As the reverse mortgage industry continues to grapple with the “loan of last resort” reputation, the line of credit feature may be the product’s best bet in becoming a serious retirement planning tool in the eyes of retirees and the financial professionals working with them.

Notable changes to the Home Equity Conversion Mortgage (HECM) program, including the Financial Assessment, have arguably made reverse mortgages more sustainable products for borrowers, their non-borrowing spouses and the Federal Housing Administration.

In turn, this has fostered a big push to increase exposure of the reverse mortgage product to the untapped market opportunity of qualified borrowers who would benefit from a HECM. Perhaps even more top-of-mind has been the push to reach financial advisors and educate them on how a reverse mortgage could be a viable supplement to their clients’ retirement portfolio.

But while more education still needs to be done to raise awareness of using reverse mortgages in modern-day retirement planning, the line of credit feature could be the ticket to helping the HECM ditch that “loan of last resort” reputation once and for all.

“If you are talking about planning, then yes, that has to be the focus,” says Dr. David Johnson, associate professor of finance in the John E. Simon School of Business at Maryville University in St. Louis.

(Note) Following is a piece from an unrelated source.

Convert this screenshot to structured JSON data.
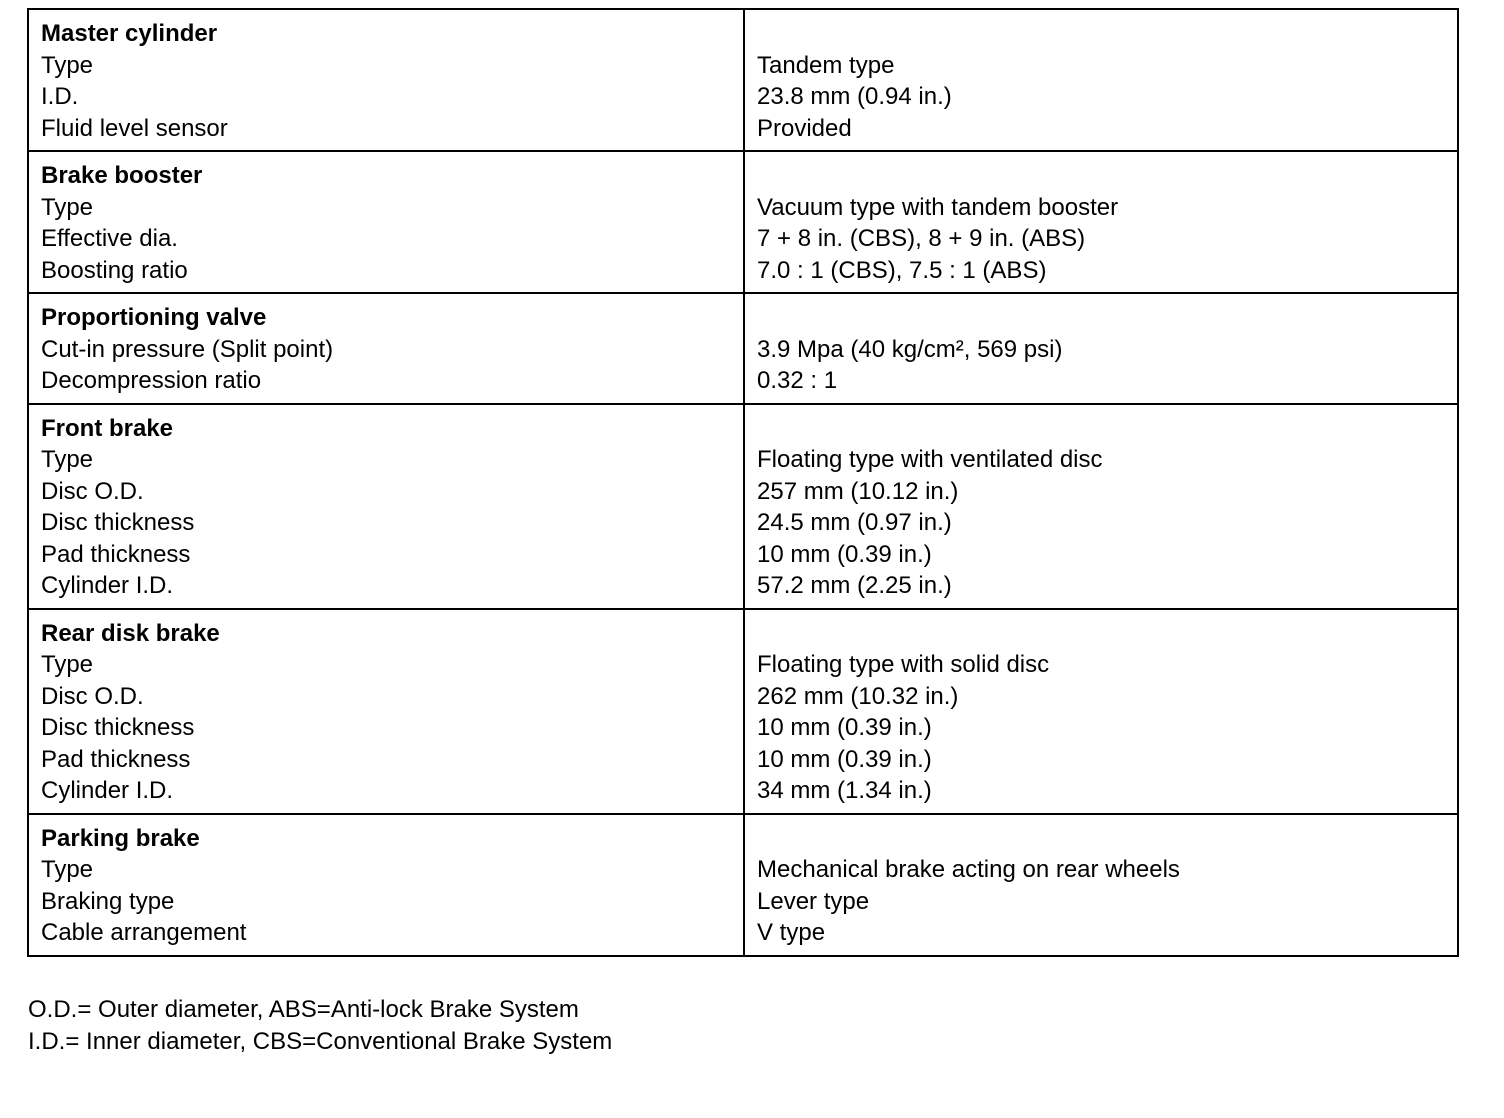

A standby reverse mortgage line of credit can offer borrowers—those who are planning for the long-run and not seeking a last resort—peace of mind in knowing that they will have funds, which grow over time that they can access for a number of reasons, be it to pay for unexpected health emergencies, supplement income or delay drawing Social Security benefits

“Clearly, there are so many different ways you can use that line of credit,” he says. “I’m confident that if you do a reverse mortgage and have a line of credit—whether you access it or not—it still changes people’s minds and gives them peace of mind knowing they have money that they can access in a short period of time if they need to,” Johnson says.

There are so many different ways to use a line of credit, Johnson said during a recent appearance on Savvy Senior Resources…Talking With Experts, a local cable segment in Minnesota, as well as on YouTube, hosted by Certified Reverse Mortgage Professional Beth Paterson of Reverse Mortgages SIDAC that is spreading the word about reverse mortgages to seniors and their adult children.

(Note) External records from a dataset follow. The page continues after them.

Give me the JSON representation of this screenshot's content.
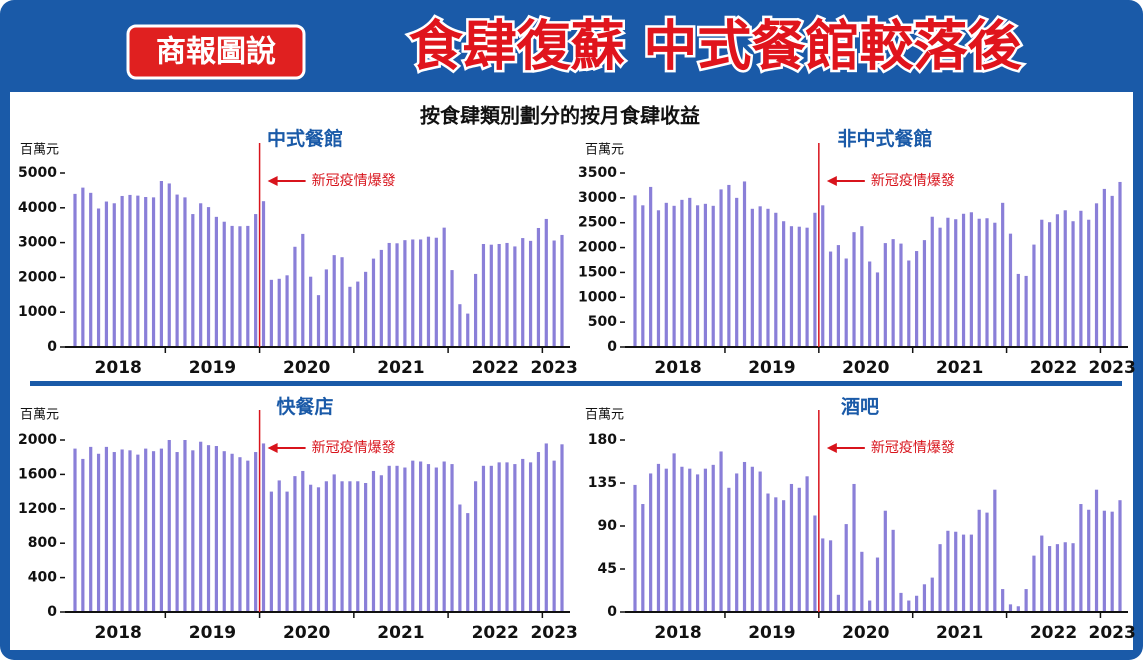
{
  "header": {
    "badge": "商報圖說",
    "title": "食肆復蘇 中式餐館較落後",
    "subtitle": "按食肆類別劃分的按月食肆收益"
  },
  "chart_data": [
    {
      "type": "bar",
      "title": "中式餐館",
      "y_label": "百萬元",
      "annotation": "新冠疫情爆發",
      "color": "#8a7fd8",
      "year_labels": [
        "2018",
        "2019",
        "2020",
        "2021",
        "2022",
        "2023"
      ],
      "ylim": [
        0,
        5000
      ],
      "yticks": [
        0,
        1000,
        2000,
        3000,
        4000,
        5000
      ],
      "values": [
        4400,
        4580,
        4430,
        3980,
        4180,
        4130,
        4340,
        4370,
        4350,
        4310,
        4300,
        4770,
        4700,
        4380,
        4300,
        3820,
        4130,
        4020,
        3740,
        3600,
        3480,
        3470,
        3480,
        3820,
        4190,
        1930,
        1960,
        2060,
        2880,
        3250,
        2020,
        1490,
        2230,
        2640,
        2580,
        1730,
        1880,
        2160,
        2540,
        2790,
        2990,
        2980,
        3070,
        3090,
        3090,
        3170,
        3140,
        3430,
        2210,
        1230,
        960,
        2100,
        2960,
        2940,
        2960,
        2990,
        2890,
        3130,
        3050,
        3420,
        3680,
        3060,
        3220
      ]
    },
    {
      "type": "bar",
      "title": "非中式餐館",
      "y_label": "百萬元",
      "annotation": "新冠疫情爆發",
      "color": "#8a7fd8",
      "year_labels": [
        "2018",
        "2019",
        "2020",
        "2021",
        "2022",
        "2023"
      ],
      "ylim": [
        0,
        3500
      ],
      "yticks": [
        0,
        500,
        1000,
        1500,
        2000,
        2500,
        3000,
        3500
      ],
      "values": [
        3050,
        2850,
        3220,
        2750,
        2900,
        2840,
        2960,
        3000,
        2850,
        2880,
        2840,
        3170,
        3260,
        3000,
        3330,
        2780,
        2830,
        2780,
        2700,
        2530,
        2430,
        2420,
        2400,
        2700,
        2850,
        1920,
        2050,
        1780,
        2310,
        2430,
        1720,
        1500,
        2090,
        2170,
        2080,
        1740,
        1930,
        2150,
        2620,
        2400,
        2600,
        2570,
        2680,
        2710,
        2580,
        2590,
        2500,
        2900,
        2280,
        1470,
        1430,
        2060,
        2560,
        2510,
        2670,
        2750,
        2530,
        2740,
        2560,
        2890,
        3180,
        3040,
        3320
      ]
    },
    {
      "type": "bar",
      "title": "快餐店",
      "y_label": "百萬元",
      "annotation": "新冠疫情爆發",
      "color": "#8a7fd8",
      "year_labels": [
        "2018",
        "2019",
        "2020",
        "2021",
        "2022",
        "2023"
      ],
      "ylim": [
        0,
        2000
      ],
      "yticks": [
        0,
        400,
        800,
        1200,
        1600,
        2000
      ],
      "values": [
        1900,
        1780,
        1920,
        1840,
        1920,
        1860,
        1890,
        1880,
        1830,
        1900,
        1870,
        1900,
        2000,
        1860,
        2000,
        1880,
        1980,
        1940,
        1930,
        1870,
        1840,
        1800,
        1760,
        1860,
        1960,
        1400,
        1530,
        1400,
        1580,
        1640,
        1480,
        1450,
        1520,
        1600,
        1520,
        1520,
        1520,
        1500,
        1640,
        1590,
        1700,
        1700,
        1680,
        1760,
        1750,
        1720,
        1680,
        1750,
        1720,
        1250,
        1150,
        1520,
        1700,
        1700,
        1740,
        1740,
        1720,
        1780,
        1740,
        1860,
        1960,
        1760,
        1950
      ]
    },
    {
      "type": "bar",
      "title": "酒吧",
      "y_label": "百萬元",
      "annotation": "新冠疫情爆發",
      "color": "#8a7fd8",
      "year_labels": [
        "2018",
        "2019",
        "2020",
        "2021",
        "2022",
        "2023"
      ],
      "ylim": [
        0,
        180
      ],
      "yticks": [
        0,
        45,
        90,
        135,
        180
      ],
      "values": [
        133,
        113,
        145,
        155,
        150,
        166,
        152,
        150,
        144,
        150,
        154,
        168,
        130,
        145,
        157,
        152,
        147,
        124,
        120,
        117,
        134,
        130,
        142,
        101,
        77,
        75,
        18,
        92,
        134,
        63,
        12,
        57,
        106,
        86,
        20,
        12,
        17,
        29,
        36,
        71,
        85,
        84,
        81,
        81,
        107,
        104,
        128,
        24,
        8,
        6,
        24,
        59,
        80,
        69,
        71,
        73,
        72,
        113,
        107,
        128,
        106,
        105,
        117
      ]
    }
  ]
}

“It’s almost like a nest egg that’s going to grow even if you may not need the funds right now,” said Johnson, an academic who previously worked as a reverse mortgage originator in the Las Vegas area just prior to the housing crisis.

Johnson is also one of three co-authors of a paper titled “Retirement Trends, Current Monetary Policy, and the Reverse Mortgage Market,” which assess the current and future challenges facing retirees, and demonstrates how a reverse mortgage can be used to provide supplemental retirement income.

But he is not alone, as others in the financial planning community have also tackled the topic of the hidden value of the standby reverse mortgage line of credit in retirement planning, and how this feature can benefit borrowers as they prepare to fund their longevity.

“We need to start thinking about and planning what we’re going to do in the future, because most of us are going to outlive our assets and if we don’t have some alternative, it’s going to be much tougher when it occurs,” Johnson said in the Savvy Senior Sources segment.

While a reverse mortgage has the potential to help many retirees, a lack of education is still the biggest hindrance to greater utilization.

“There’s so much misinformation about reverse mortgages,” Johnson says. “People don’t realize how creative you can be; how many different ways you can use it; and how it makes sense to set it up now even though you may not need it now, because you can use it in the future.”

But what’s even tougher is getting people to change their opinions of reverse mortgages.

“You can’t force people to become educated,” he says. “You can provide different avenues for them to become educated, but it’s tough. If someone out there has a strong opinion that there’s something wrong about reverse mortgages it’s difficult to change their opinion.”

“If we can educate them, at least we’re making a start,” he says. “But we’ve got to find a way to trickle the message down to get more people to understand it.”